常時英心:言葉の森から 1.0

約10年間,はてなダイアリーで英語表現の落穂拾いを行ってきました。現在はAmeba Blogに2.0を開設し,継続中です。こちらはしばらくアーカイブとして維持します。

fire up/ the middle eight

Paul Wellerのインタビューがありました。90年代から2000年代にかけてのイングランドのロックバンドに大変大きな影響を与えた人物です。今回はここから英語表現を拾います。

フィリー・ソウルなどに影響を受けたウェラーは、当時組んでいたネオモッズ・バンドに新しい風を吹き込みました。ジャムをした後に、ソウルから影響を受けた音楽はグルーヴに満ち、それはfired upされました。このfire upは、「(コンピュータやプログラムなど)を始動させる」という意味のほかに「(想像力など)をかきたてる」「(人・気持ち)を奮い立たせる」さらに「(人)をかっとさせる、興奮させる」という意味があります(『ジーニアス英和辞典』)。ここでは「興奮させる、奮い立たせる」、LDOCEでいうところの“to make someone become very excited, interested, or angry”という意味で使われています。

ちなみに、文中のthe middle eightは、いわゆるブリッジのことで、ヴァースの間に挿入される8小節程度の間奏を指します。

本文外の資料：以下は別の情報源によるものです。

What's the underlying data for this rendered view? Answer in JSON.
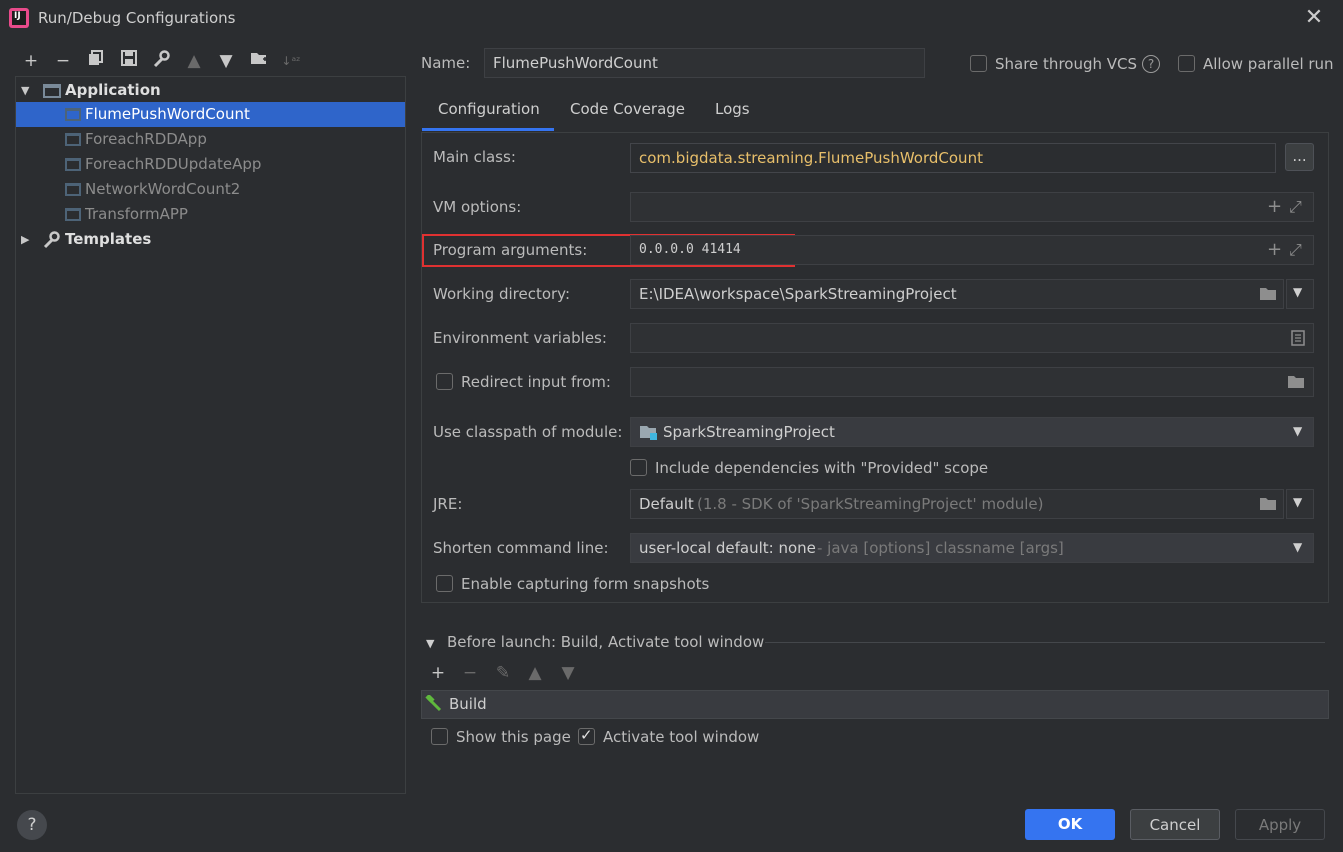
{
  "window": {
    "title": "Run/Debug Configurations",
    "app_icon_text": "IJ"
  },
  "toolbar": {
    "icons": [
      "add-icon",
      "remove-icon",
      "copy-icon",
      "save-icon",
      "wrench-icon",
      "move-up-icon",
      "move-down-icon",
      "new-folder-icon",
      "sort-icon"
    ]
  },
  "tree": {
    "application_label": "Application",
    "items": [
      {
        "label": "FlumePushWordCount",
        "selected": true
      },
      {
        "label": "ForeachRDDApp"
      },
      {
        "label": "ForeachRDDUpdateApp"
      },
      {
        "label": "NetworkWordCount2"
      },
      {
        "label": "TransformAPP"
      }
    ],
    "templates_label": "Templates"
  },
  "header": {
    "name_label": "Name:",
    "name_value": "FlumePushWordCount",
    "share_vcs_label": "Share through VCS",
    "allow_parallel_label": "Allow parallel run"
  },
  "tabs": [
    "Configuration",
    "Code Coverage",
    "Logs"
  ],
  "config": {
    "main_class_label": "Main class:",
    "main_class_value": "com.bigdata.streaming.FlumePushWordCount",
    "browse_label": "...",
    "vm_options_label": "VM options:",
    "vm_options_value": "",
    "program_args_label": "Program arguments:",
    "program_args_value": "0.0.0.0 41414",
    "working_dir_label": "Working directory:",
    "working_dir_value": "E:\\IDEA\\workspace\\SparkStreamingProject",
    "env_vars_label": "Environment variables:",
    "redirect_label": "Redirect input from:",
    "classpath_label": "Use classpath of module:",
    "classpath_value": "SparkStreamingProject",
    "include_deps_label": "Include dependencies with \"Provided\" scope",
    "jre_label": "JRE:",
    "jre_value": "Default",
    "jre_hint": "(1.8 - SDK of 'SparkStreamingProject' module)",
    "shorten_label": "Shorten command line:",
    "shorten_value": "user-local default: none",
    "shorten_hint": "- java [options] classname [args]",
    "enable_capture_label": "Enable capturing form snapshots"
  },
  "before_launch": {
    "title": "Before launch: Build, Activate tool window",
    "task_label": "Build",
    "show_page_label": "Show this page",
    "activate_label": "Activate tool window"
  },
  "footer": {
    "help_label": "?",
    "ok_label": "OK",
    "cancel_label": "Cancel",
    "apply_label": "Apply"
  },
  "colors": {
    "accent": "#3574f0",
    "selection": "#2f65ca",
    "highlight_border": "#e03131",
    "main_class_text": "#e8bf6a"
  }
}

(Othello)

How we made: Paul Weller and Bruce Foxton on Town Called Malice | Music | The Guardian

At the same time, I was getting into black American soul music. I'd heard a lot of Motown and Stax when I was a kid, but the more well-known end of it. On Jam tours, we had a DJ called Ady Croasdell, who ran a 60s club. He turned me on to underground stuff and what people call northern soul. It just blew my mind. We'd already moved on from punk very quickly, and by [fifth album] Sound Affects there were a lot of disparate influences. We'd been a three-piece for years, and there are only so many variations on the guitar/drums format. So, rightly or wrongly, I was getting into brass sections and female vocals and keyboards and trying to expand our sound.

I'd never read the Nevil Shute novel, A Town Like Alice, but I must have seen the title. The music came from us jamming, which we were always doing. I remember us first hitting that groove and being fired up by it. Then I added the middle eight and sorted the song out, adding the organ. It was all done pretty quickly. I remember feeling good about it, and when we played it to friends in the studio, everyone went "wow". The song's a strange contradiction. It's got an uplifting feel, almost like a gospel song, but it's also got a very hard realism about it.